Jun 13, 2005 22:59
Ok. This is my post apologizing for my last post which was nothing but a mix of intense emotions and heat. But I've never done well with heat. And I've never done well with memories. The problem is that, recently, when I think of things that have happened to me...I mean, when I am reminded of them, I get sick.
Like, litterally, I vomit when I am reminded of the past. I just get really dizzy and nauseated and I don't want to think about it and I throw up when I see or smell or hear something that truly reminds me of it.
But what's worse is that I used to be able to get through that by thinking about all the things I have to look forward to. Shows, and friendships...but those are changing now too. A lot. And I don't think for the better. And it makes me so sad. So, completely miserable, so lost, so left without a sense of self, doubting the only thing I ever had true faith in. And I break down and I cry and I can't even think about it.
So now neither the past nor the future holds any comfort. And all I have is now, this second, this instant. And I just want to say thank you to all of you who make each second ok. Make it better, make it great infact, so that I don't have to think about the past and I don't have to worry about the future.
and you know who you are.
and I love you so much for it. So so much.

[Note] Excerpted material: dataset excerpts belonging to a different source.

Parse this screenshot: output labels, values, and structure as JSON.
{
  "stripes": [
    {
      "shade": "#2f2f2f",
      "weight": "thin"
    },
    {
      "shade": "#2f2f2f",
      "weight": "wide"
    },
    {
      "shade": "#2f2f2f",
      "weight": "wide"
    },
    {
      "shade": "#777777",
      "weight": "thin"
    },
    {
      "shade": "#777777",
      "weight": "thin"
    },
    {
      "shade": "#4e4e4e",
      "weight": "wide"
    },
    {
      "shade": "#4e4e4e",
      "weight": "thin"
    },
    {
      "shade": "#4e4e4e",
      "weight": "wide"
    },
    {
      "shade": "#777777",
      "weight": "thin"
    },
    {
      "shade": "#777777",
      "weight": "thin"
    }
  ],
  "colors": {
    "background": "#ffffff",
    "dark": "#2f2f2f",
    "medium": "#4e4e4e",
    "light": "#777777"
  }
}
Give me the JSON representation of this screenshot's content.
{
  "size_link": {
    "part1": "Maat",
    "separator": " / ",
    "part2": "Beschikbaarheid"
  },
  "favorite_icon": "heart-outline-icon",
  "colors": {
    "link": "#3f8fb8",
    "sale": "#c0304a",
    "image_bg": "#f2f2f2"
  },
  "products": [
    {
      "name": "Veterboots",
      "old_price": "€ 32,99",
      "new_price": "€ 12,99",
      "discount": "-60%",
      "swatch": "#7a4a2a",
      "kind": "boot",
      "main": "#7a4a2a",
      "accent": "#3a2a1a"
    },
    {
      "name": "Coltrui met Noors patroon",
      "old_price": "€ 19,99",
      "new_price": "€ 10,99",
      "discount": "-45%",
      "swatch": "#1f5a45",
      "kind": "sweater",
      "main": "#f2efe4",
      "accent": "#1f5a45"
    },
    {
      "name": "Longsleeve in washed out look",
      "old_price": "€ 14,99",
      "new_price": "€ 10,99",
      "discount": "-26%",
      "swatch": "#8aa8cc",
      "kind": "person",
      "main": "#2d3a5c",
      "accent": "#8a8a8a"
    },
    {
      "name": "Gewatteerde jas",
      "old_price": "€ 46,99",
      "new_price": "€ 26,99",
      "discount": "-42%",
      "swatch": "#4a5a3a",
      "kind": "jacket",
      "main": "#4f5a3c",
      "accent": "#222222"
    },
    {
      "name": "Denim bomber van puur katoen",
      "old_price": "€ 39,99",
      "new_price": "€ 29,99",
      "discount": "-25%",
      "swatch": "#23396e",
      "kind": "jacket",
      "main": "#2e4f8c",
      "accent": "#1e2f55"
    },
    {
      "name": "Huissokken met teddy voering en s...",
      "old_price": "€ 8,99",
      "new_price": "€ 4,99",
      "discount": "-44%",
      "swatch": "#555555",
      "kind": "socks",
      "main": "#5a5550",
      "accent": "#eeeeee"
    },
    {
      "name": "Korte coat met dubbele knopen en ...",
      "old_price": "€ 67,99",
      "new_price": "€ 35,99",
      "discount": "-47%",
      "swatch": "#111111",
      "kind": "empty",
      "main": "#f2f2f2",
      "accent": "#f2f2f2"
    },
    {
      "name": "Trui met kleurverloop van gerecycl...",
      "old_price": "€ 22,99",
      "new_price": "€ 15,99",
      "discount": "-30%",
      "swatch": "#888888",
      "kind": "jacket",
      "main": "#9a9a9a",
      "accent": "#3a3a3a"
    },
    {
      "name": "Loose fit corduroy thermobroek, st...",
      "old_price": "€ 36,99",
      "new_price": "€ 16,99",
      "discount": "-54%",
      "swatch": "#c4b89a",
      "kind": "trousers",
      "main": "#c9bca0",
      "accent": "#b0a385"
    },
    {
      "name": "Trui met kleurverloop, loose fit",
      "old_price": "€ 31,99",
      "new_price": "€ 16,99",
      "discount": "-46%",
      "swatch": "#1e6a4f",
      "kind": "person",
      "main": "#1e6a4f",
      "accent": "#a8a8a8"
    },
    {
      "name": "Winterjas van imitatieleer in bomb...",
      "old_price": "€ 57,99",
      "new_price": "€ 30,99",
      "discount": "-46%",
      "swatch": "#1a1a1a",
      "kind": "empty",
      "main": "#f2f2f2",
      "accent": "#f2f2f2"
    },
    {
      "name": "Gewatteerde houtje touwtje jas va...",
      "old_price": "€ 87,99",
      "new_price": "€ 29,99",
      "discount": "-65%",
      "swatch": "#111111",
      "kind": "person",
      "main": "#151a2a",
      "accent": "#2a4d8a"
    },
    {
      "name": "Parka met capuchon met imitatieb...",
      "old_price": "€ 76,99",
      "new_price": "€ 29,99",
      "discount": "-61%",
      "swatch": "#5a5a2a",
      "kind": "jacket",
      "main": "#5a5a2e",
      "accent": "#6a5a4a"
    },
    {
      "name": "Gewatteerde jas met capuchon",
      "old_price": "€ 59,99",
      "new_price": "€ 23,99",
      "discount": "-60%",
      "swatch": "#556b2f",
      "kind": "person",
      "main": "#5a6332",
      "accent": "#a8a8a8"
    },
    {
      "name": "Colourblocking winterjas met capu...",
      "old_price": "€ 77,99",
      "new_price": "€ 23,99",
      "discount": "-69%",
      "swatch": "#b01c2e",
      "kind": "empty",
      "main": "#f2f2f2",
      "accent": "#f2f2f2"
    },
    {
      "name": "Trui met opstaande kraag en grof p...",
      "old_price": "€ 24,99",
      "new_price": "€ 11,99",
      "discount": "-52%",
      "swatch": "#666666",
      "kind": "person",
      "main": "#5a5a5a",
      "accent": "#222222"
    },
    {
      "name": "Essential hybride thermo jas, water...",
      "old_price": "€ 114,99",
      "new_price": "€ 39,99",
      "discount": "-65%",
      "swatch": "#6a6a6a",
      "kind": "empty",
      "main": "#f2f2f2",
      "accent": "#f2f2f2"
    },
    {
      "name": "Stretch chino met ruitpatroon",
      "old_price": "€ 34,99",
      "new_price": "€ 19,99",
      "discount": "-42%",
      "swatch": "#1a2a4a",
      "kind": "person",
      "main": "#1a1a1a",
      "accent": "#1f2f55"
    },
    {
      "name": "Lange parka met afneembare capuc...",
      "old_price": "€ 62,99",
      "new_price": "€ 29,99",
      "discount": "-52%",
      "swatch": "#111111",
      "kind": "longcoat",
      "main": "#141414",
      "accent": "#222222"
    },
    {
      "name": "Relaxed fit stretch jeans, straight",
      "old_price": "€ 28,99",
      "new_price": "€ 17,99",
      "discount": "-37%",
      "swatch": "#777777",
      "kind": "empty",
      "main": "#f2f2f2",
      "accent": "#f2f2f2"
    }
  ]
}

The thing is, a lot of stuff is changing right now. People too. People who used to be, well, everything. And I'm using my fancy vocabulary and manipulations to make it seem like it's okay with me. But it's not. It's tearing me apart. I don't how anybody can look at the state of the friendships between us and be okay with it. We all used to love eachother so much. And now I feel like everyday is filled with new lies and new betrayal and new loyalties. And we all know about it. But no one is going to say anything.
Except me. Now. This...
and just want to say, that I'm sad. I miss the feeling of security, is all. Just, as of this very second I can't tell you how anything is going to be for me. This is my millionth year to go to the same camp with the same people, but I can't tell you if it's going to be ok. Because all my best friends and true loves are staff now. And this is something like my 15th plus show, and I can't tell you if I'm going to be comfortable at all. Comfortable in the place I've spent the last 7 years of my life growing up with. I don't know. And I can't even tell you if the people that I would do anything for are going to be able to understand this at all. Where it came from, why it would affect me so much.
I've had so few things that had never changed. And I don't know if you know what it feels like, but moving every four years. Having another family member move out annually, having new strange men in the house every week, losing everything you ever loved and trusted again and again. It hurts. And it makes you only believe in what you've had forever.
And now I don't know what I have. Or who I have. I've lost it all now, officially. I'm not sure about anything. I have no trust in anything. I don't even know why it's worth finding something to truly love and trust anymore...because as it's turned out, I'm destined to lose it.
Apologies for the second emo rant in a row. But I needed to get this off my chest. I promise it will be the last for a while.